Adjunctive therapy should be performed taking into account the condition of the soft tissue. In most cases, there is little, if any, significant muscle spasm; however, true trigger points are usually evident, especially if the condition is chronic/recurrent. True trigger points may be tender to thumb pressure, but refer or radiate pain to a remote location. A good example may be a trigger point along the anterior shoulder radiating down the arm, or a trigger point along the posterior scapular referring pain into the superior distal clavicle. I like using combination therapy due to the fact that it is both diagnostic and treatment oriented. Between 6-8 treatments are usually necessary to resolve the majority of trigger points when proper adjustive procedures are being used.
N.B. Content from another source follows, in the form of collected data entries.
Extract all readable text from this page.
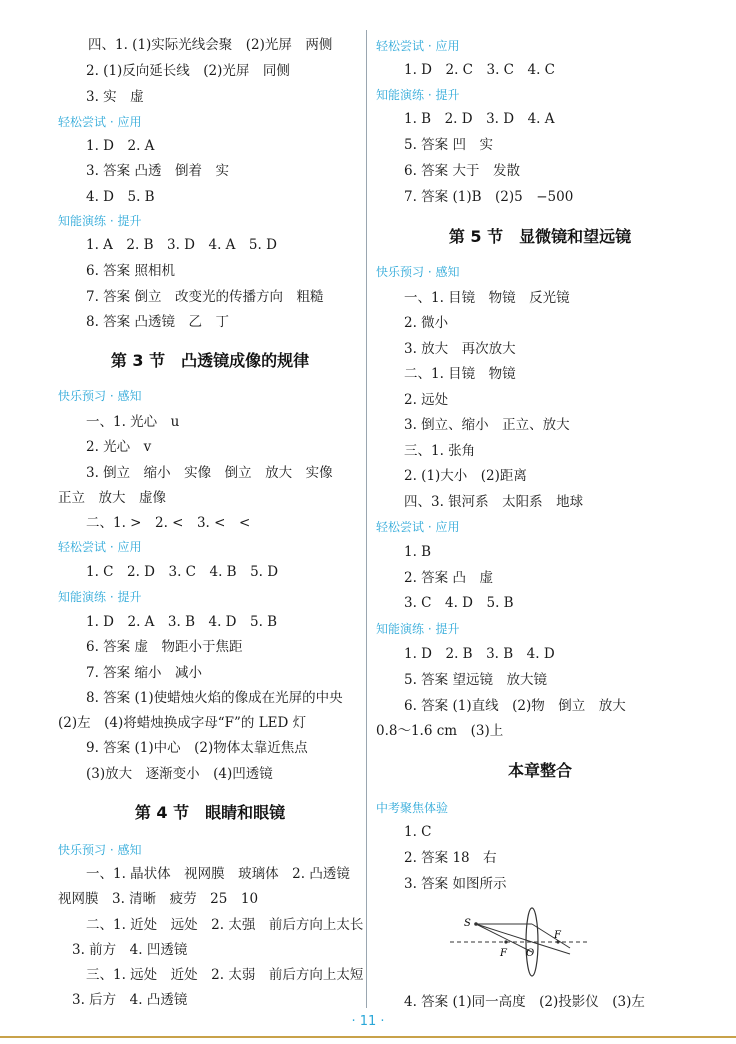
四、1. (1)实际光线会聚　(2)光屏　两侧
2. (1)反向延长线　(2)光屏　同侧
3. 实　虚
轻松尝试 · 应用
1. D　2. A
3. 答案 凸透　倒着　实
4. D　5. B
知能演练 · 提升
1. A　2. B　3. D　4. A　5. D
6. 答案 照相机
7. 答案 倒立　改变光的传播方向　粗糙
8. 答案 凸透镜　乙　丁
第 3 节　凸透镜成像的规律
快乐预习 · 感知
一、1. 光心　u
2. 光心　v
3. 倒立　缩小　实像　倒立　放大　实像
正立　放大　虚像
二、1. >　2. <　3. <　<
轻松尝试 · 应用
1. C　2. D　3. C　4. B　5. D
知能演练 · 提升
1. D　2. A　3. B　4. D　5. B
6. 答案 虚　物距小于焦距
7. 答案 缩小　减小
8. 答案 (1)使蜡烛火焰的像成在光屏的中央
(2)左　(4)将蜡烛换成字母“F”的 LED 灯
9. 答案 (1)中心　(2)物体太靠近焦点
(3)放大　逐渐变小　(4)凹透镜
第 4 节　眼睛和眼镜
快乐预习 · 感知
一、1. 晶状体　视网膜　玻璃体　2. 凸透镜
视网膜　3. 清晰　疲劳　25　10
二、1. 近处　远处　2. 太强　前后方向上太长
3. 前方　4. 凹透镜
三、1. 远处　近处　2. 太弱　前后方向上太短
3. 后方　4. 凸透镜
轻松尝试 · 应用
1. D　2. C　3. C　4. C
知能演练 · 提升
1. B　2. D　3. D　4. A
5. 答案 凹　实
6. 答案 大于　发散
7. 答案 (1)B　(2)5　−500
第 5 节　显微镜和望远镜
快乐预习 · 感知
一、1. 目镜　物镜　反光镜
2. 微小
3. 放大　再次放大
二、1. 目镜　物镜
2. 远处
3. 倒立、缩小　正立、放大
三、1. 张角
2. (1)大小　(2)距离
四、3. 银河系　太阳系　地球
轻松尝试 · 应用
1. B
2. 答案 凸　虚
3. C　4. D　5. B
知能演练 · 提升
1. D　2. B　3. B　4. D
5. 答案 望远镜　放大镜
6. 答案 (1)直线　(2)物　倒立　放大
0.8～1.6 cm　(3)上
本章整合
中考聚焦体验
1. C
2. 答案 18　右
3. 答案 如图所示
4. 答案 (1)同一高度　(2)投影仪　(3)左
S
F
F
O
· 11 ·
With SIS, I recommend the Theraciser Rehabilitation System by Foot Levelers to the patient to exercise the shoulder joint. It is low-cost, low-tech, and very effective. Pendulum and wall-crawling exercises are also helpful.

Nutritional support is vital when treating SIS. Most chiropractors have developed their own protocols with regards to support of the musculo-skeletal system.

Most cases show significant improvement within the first 2 weeks of care with care rendered on a 3x/week basis, or daily if very acute. Treatment should be continued at a lesser frequency until maximum improvement is reached.

The criteria I use to determine MMI is after thorough evaluation of the shoulder, including basic, major and minor activator methods testing, the patient remains subluxation-free in the shoulder for 3 consecutive visits. This typically occurs after the symptoms have resolved, usually within 2-3 months of initiating active care.

Changes in activities of daily living may be in order for the patient, dependant on the patient's occupation, lifestyle, etc. In many cases, due to pre-existing degenerative changes, joint instability, or occupational predisposition, maintenance or symptomatic care may be necessary after MMI is reached.